A small percentage of people with BO go on to develop oesophageal adenocarcinoma (OAC), but in these unlucky few, BO follows a predictable (yet poorly understood) trajectory; metaplasia, dysplasia and finally OAC. By using CODEX to analyse serial samples of patients with BO, the team hopes to develop a palette of biomarkers which will predict those who are likely to progress and develop cancer, from those who are not.

... for an old problem

The story of cancer and inflammation goes back to 1863 when the German pathologist Rudolf Virchow observed immune cells in his tumour samples. The observation led him to propose that inflammation was a driving force in cancer – a theory that was largely ridiculed by his peers.
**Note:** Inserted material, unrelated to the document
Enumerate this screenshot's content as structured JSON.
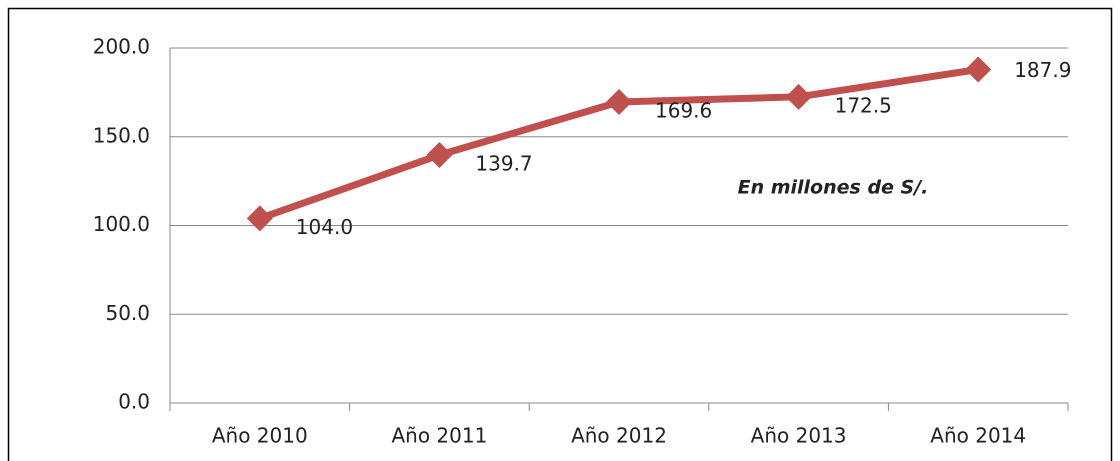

Virchow will never know that over 150 years later, Cancer Grand Challenges has given Tlsty and her team the opportunity to tackle his renegade hypothesis on an unimaginable scale. As Tlsty states: “When you have what Cancer Grand Challenges has offered, it allows you to think big and to think way beyond the little incremental steps forward. It lets you jump to something that could be well and truly different.”